A must-attend for anyone with an interest in Chemistry (and cabaret), this monthly event is curated by 1981 Nobel prize winner Roald Hoffmann. Attended by the man himself, the evening follows a unique, science-talk and matched arts-performance format. It was great to see my post-doctoral advisor take the floor, and the tribute event for Oliver Sacks was particularly moving. The seating-only space is cosy and intimate, with excellent food and drink options. Advance booking is recommended.

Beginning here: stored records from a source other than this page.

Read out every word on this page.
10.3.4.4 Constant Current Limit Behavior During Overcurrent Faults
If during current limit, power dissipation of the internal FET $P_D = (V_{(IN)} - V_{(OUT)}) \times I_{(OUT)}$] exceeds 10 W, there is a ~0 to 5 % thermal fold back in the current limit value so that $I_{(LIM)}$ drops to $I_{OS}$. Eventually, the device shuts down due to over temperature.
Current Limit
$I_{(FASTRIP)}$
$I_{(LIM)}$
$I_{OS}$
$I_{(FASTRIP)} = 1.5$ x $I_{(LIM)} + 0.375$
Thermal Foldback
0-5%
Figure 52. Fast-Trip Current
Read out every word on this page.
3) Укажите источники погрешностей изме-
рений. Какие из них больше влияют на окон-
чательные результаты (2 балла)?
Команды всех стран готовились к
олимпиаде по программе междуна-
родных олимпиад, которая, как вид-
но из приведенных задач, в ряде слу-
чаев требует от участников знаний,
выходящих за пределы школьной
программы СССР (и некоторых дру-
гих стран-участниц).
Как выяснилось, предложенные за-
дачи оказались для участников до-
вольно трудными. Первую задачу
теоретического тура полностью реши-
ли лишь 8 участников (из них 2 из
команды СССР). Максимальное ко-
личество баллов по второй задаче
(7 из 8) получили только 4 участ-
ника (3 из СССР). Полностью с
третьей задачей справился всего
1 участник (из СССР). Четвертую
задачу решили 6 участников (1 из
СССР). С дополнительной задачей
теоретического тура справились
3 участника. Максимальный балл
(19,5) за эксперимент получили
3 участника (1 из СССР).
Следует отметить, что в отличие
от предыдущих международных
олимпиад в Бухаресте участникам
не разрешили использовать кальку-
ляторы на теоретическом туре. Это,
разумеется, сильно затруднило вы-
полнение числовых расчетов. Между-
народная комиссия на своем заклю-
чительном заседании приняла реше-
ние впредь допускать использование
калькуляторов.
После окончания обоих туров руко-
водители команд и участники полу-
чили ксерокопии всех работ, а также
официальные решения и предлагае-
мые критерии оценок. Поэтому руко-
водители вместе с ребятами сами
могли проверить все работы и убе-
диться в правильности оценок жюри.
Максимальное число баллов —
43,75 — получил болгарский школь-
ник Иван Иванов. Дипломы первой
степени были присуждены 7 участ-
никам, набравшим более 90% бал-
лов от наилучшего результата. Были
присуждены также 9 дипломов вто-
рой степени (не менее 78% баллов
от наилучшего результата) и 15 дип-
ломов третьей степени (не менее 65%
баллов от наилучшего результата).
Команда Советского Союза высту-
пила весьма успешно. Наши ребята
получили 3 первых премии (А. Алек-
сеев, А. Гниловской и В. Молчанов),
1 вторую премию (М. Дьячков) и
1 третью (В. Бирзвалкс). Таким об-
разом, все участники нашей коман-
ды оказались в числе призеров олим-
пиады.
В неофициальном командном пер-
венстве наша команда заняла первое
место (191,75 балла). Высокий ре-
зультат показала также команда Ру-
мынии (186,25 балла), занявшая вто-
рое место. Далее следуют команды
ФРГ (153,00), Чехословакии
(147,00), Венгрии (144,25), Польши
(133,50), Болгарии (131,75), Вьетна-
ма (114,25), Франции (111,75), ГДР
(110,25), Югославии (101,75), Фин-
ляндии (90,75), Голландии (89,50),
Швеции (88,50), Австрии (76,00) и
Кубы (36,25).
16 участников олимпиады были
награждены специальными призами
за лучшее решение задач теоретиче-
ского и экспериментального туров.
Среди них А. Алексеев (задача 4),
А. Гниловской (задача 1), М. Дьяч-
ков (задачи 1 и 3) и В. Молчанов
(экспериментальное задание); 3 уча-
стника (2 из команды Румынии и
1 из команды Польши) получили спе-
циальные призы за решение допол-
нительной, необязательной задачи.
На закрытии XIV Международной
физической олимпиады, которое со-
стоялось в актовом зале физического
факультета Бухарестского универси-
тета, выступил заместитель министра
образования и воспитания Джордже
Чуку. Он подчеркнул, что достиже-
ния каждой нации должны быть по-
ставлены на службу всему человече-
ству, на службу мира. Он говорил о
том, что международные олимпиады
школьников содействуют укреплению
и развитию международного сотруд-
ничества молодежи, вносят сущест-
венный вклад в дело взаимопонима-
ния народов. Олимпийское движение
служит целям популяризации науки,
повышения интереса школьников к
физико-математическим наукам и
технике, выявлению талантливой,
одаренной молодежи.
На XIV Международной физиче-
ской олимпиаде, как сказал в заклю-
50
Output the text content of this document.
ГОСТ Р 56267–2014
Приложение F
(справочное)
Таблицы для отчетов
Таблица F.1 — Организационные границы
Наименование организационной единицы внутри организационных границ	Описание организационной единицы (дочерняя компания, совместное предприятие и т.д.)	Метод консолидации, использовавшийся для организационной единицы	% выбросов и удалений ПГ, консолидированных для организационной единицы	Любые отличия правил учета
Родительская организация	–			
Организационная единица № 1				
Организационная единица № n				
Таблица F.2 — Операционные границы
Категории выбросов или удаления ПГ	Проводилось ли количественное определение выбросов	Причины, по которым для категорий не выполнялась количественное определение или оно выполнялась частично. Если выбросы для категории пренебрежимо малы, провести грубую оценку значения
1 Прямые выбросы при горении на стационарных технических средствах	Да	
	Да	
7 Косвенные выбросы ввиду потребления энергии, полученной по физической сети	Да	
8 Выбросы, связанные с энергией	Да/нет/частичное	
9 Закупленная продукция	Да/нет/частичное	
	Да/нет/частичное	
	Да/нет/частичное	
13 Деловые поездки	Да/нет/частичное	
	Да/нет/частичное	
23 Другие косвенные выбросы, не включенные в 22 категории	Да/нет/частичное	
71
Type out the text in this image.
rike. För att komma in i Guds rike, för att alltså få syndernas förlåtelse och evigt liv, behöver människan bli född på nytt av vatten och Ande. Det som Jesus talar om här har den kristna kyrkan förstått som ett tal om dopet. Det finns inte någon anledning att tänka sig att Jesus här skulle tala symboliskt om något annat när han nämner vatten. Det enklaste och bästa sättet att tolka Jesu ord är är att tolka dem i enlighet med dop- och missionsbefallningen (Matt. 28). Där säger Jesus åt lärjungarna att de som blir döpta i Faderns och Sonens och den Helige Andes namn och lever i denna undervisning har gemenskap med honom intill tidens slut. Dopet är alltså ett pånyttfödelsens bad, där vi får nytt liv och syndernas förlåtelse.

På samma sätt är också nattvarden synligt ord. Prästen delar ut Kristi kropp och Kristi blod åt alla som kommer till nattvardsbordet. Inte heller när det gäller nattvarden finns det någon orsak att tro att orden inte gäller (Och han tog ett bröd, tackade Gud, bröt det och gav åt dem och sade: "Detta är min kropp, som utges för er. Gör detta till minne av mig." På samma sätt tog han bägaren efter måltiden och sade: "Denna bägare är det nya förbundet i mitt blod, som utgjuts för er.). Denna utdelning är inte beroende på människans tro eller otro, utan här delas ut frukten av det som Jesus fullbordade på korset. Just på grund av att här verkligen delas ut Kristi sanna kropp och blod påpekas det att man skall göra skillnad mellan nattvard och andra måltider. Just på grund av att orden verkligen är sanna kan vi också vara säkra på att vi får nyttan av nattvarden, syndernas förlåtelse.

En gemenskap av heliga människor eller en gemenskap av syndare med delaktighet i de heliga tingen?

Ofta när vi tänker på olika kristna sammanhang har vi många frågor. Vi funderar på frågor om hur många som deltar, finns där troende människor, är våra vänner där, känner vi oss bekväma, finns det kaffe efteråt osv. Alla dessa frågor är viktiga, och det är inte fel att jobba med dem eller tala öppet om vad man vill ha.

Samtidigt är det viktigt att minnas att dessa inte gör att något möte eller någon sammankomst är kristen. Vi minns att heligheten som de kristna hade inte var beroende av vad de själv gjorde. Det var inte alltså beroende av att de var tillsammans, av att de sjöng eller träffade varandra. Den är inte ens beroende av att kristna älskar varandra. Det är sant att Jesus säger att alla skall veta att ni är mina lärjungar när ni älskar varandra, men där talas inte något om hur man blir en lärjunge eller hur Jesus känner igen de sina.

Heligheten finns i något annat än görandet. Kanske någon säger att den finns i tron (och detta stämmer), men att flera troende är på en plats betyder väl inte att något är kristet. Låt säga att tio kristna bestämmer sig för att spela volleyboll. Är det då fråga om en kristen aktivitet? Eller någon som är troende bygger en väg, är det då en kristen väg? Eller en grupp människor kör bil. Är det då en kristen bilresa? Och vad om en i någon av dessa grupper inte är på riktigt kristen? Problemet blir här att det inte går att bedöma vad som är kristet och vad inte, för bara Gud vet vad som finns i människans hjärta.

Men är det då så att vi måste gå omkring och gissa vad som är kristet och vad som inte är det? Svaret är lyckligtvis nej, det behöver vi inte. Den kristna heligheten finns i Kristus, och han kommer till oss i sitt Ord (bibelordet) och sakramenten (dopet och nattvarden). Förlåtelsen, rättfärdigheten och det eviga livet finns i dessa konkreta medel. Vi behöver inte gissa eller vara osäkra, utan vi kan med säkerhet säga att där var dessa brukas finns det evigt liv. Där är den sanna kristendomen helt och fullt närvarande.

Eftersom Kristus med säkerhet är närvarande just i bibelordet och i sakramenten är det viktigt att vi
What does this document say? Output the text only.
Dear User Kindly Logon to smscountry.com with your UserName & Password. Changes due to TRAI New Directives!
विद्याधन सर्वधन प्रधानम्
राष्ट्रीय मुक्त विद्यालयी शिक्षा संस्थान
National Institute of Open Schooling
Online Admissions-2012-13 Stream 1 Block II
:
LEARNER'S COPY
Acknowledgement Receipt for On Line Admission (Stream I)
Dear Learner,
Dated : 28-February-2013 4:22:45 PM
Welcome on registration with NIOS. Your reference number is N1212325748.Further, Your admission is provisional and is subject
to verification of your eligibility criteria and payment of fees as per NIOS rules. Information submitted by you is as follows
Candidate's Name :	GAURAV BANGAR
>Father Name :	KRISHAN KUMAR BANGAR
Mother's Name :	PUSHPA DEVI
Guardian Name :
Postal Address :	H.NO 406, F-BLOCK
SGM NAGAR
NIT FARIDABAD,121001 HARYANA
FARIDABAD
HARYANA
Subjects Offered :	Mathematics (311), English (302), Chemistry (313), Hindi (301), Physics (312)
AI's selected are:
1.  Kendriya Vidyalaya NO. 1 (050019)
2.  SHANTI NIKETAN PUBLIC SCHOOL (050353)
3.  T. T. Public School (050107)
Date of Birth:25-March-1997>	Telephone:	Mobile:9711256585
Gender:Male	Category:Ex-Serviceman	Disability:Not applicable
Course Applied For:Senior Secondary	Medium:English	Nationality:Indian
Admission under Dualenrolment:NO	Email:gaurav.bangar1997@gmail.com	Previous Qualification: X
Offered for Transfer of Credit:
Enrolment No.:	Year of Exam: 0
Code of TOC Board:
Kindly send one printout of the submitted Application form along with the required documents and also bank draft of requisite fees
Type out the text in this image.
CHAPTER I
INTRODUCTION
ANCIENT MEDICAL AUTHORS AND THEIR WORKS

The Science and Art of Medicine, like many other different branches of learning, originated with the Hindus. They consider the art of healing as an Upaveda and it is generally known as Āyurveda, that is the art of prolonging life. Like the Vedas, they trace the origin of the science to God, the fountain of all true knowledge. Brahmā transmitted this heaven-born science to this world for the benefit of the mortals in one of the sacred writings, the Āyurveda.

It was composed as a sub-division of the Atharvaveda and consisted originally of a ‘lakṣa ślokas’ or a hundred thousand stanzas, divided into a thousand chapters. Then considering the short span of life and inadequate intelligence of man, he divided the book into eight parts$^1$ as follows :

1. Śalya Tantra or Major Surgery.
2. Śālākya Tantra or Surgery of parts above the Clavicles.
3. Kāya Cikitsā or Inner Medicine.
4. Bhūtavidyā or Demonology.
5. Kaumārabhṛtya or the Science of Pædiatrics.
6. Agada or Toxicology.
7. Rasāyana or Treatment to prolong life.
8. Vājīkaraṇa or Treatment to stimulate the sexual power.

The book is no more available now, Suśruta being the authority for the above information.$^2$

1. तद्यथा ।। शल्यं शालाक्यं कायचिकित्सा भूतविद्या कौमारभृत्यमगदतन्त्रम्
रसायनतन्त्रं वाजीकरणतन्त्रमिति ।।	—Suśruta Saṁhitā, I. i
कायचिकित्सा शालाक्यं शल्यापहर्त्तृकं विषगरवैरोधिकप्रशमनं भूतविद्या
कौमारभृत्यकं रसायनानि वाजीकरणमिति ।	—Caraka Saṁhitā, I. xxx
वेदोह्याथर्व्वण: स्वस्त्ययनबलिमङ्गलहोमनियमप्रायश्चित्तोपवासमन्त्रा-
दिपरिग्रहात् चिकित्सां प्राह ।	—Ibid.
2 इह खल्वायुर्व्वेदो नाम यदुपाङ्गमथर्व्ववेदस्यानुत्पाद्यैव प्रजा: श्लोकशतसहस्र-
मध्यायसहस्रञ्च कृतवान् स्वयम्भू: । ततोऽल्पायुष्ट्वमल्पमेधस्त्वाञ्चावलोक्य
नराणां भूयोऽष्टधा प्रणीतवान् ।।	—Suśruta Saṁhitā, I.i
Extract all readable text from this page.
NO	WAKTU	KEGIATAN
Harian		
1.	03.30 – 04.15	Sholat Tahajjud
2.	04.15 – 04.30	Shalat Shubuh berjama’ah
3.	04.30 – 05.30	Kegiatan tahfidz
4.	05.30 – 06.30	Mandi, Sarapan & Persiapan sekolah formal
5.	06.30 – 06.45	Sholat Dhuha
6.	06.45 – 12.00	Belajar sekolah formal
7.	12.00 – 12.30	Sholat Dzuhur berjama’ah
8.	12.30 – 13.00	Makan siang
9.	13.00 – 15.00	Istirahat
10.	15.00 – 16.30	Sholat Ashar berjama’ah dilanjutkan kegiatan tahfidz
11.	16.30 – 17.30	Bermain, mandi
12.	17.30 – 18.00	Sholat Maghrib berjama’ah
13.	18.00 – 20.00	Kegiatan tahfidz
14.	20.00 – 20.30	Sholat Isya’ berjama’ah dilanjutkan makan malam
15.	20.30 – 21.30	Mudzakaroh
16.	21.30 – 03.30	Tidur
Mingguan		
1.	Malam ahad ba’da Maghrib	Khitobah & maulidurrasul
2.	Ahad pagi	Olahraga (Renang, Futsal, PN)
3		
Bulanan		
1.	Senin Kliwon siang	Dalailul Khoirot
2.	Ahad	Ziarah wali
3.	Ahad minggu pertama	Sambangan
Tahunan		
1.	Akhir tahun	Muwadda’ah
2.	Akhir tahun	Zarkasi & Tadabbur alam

Roald Hoffmann talking about Oliver Sacks

American Museum of Natural History SciCafe (AMNH SciCafe)
American Museum of Natural History, Upper West Side

This monthly offering by the AMNH takes place in a large and unusual space within the museum itself. For some reason, I found this event fun just because you are in a public space after hours – helped of course by the fact that alcoholic drinks and snacks are also available. These events are typically standing-only, subscribe to the AMNH Adult Programs Email Newsletter for the best chance to secure tickets.

Star-Gazing Night
Columbia University, Upper West Side, Manhattan

During the academic year, head into the Physics Department at Columbia University for an evening of public lecture and (weather-permitting) actual star-gazing on the rooftop of the Pupin building. Telescopes are of course provided. I’m sad to say that I never got the chance to look out into space, but the lecture focussed on the first experimental reports of gravitational wave detection was superb.

The Explorers Club
Club Headquarters, Upper East Side, Manhattan

A fantastic venue with some fantastic speakers, focussed predominately on the trials and tribulations of human exploration past and present. Entering on the ground floor you are presented by globes and various impressive articles of expedition. At the first floor you meet taxidermied bears and sit in talks surrounded by Explorer Club flags that have been to the farthest reaches of our world. Worthy of mention is the flag taken by James Cameron to the bottom of the Mariana Trench! I was privileged to hear a talk by Mike Massimino, retired NASO astronaut, on his experiences of space exploration. He also told an inspiring story on the importance of perseverance – unsuccessfully applying several times for the astronaut program at NASA but never giving up on his dream.

This flag went with James Cameron to the bottom of the Mariana Trench!